Follow-up studies of bilateral AIs are scarce, but most of them found that the rates of tumour growth, and of hormonal or metabolic impairment over time, were relatively small [28, 33, 34]. Some studies suggested that tumour size at diagnosis and duration of follow-up could be associated with the development of ACS in patients with AIs [24, 33]. Other studies, on the contrary, suggested that the cumulative risk of tumour growth and of development of metabolic or cardiovascular abnormalities over time were independent of the tumour size at diagnosis [34]. In our cohort, neither bilaterality nor tumour size at diagnosis was associated with tumour growth or progression to ACS. However, bilateral AIs presented a higher risk of developing dyslipidaemia, but this association actually depended on the lager tumour size attained by bilateral AIs during follow-up. This finding highlights the importance of tumour size, which seems to have a stronger association with cardiometabolic risk than the results of the DST itself. The poorer performance of the later to this regard might be explained, at least in part, to its low reproducibility, because the DST may be altered by several factors that lead to both false-positive and false-negative results. On the other hand, it is also possible that larger tumour size was not only associated with increased secretion of cortisol, but also of other bioactive metabolites that are not detected with the usual diagnostic tests [35]. Moreover, treatment interventions to control ACS-related comorbidities should be taken into account when interpreting these results.
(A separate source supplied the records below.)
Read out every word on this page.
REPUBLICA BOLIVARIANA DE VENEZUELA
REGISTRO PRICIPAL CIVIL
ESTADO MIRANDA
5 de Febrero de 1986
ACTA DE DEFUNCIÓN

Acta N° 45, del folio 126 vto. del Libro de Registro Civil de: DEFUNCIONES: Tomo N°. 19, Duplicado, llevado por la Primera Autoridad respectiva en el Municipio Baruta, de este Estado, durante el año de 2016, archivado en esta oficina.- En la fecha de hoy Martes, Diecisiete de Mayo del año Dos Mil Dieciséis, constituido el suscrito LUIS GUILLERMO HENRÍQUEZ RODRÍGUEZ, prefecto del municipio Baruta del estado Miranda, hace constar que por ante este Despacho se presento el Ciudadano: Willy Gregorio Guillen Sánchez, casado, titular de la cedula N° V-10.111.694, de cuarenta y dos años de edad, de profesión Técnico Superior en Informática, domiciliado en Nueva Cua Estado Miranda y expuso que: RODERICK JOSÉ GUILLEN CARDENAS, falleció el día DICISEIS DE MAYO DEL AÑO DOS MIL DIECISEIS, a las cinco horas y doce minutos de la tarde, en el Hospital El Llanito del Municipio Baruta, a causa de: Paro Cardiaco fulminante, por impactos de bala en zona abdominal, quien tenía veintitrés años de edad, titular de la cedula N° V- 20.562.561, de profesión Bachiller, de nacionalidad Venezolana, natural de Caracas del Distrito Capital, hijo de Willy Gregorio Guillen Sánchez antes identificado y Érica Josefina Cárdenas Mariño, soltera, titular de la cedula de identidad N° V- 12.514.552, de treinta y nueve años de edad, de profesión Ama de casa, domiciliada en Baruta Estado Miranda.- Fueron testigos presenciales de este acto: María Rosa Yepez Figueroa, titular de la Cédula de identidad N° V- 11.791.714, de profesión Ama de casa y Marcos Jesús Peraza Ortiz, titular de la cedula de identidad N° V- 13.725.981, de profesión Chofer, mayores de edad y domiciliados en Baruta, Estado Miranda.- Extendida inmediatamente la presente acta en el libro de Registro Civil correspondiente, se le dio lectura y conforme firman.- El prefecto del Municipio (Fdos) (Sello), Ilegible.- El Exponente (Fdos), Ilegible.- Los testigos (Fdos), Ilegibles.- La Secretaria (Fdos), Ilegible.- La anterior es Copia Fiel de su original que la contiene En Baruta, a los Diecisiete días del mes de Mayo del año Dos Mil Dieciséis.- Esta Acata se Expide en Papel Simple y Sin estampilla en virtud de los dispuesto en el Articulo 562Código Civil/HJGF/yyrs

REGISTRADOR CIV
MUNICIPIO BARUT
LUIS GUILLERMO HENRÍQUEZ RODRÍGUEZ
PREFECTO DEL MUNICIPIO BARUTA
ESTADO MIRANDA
Anyhow, we have to acknowledge several limitations of our present study, starting with its observational retrospective design that precludes addressing causal relationships. Albeit sample size analysis indicated that our study had > 95% power to detect differences between unilateral and bilateral AIs, we cannot exclude that relatively small differences in some variables might have been missed for this reason. Moreover, we used a ≥ 5.0 ug/dl post-DST serum cortisol as the cut-off value to define ACS and, had we used a different threshold, we might have obtained different results. To mitigate this limitation, however, we also analysed the post-DST serum cortisol concentrations as a continuous variable and using the 3.0 µg/dL threshold for the definition of ACS. Finally, due to the multicentric nature of our study and the non-centralized lecture of radiological reports, it may be some variability in the reported tumour size among centres and different radiologists. In our humble opinion, these limitations did not invalidate the conclusions of the study, which were in agreement with previous publications, and were strengthen by the large number of cases included and its multicentre design. As best of our knowledge, this is the largest series studying the association of bilaterality and ACS and related comorbidities.

Conclusion

Tumour size, not bilaterality, is associated with a higher prevalence of ACS. During follow-up, neither tumour size nor bilaterality were associated with the tumour growth rate. However, the development of dyslipidaemia was higher for bilateral AIs, but this was explained by the larger tumour size of bilateral lesions at the end of follow-up. Hence, tumour size, and not bilaterality, should be taken into account for the evaluation and follow-up strategies of AIs. Larger prospective studies should be conducted to validate these observations.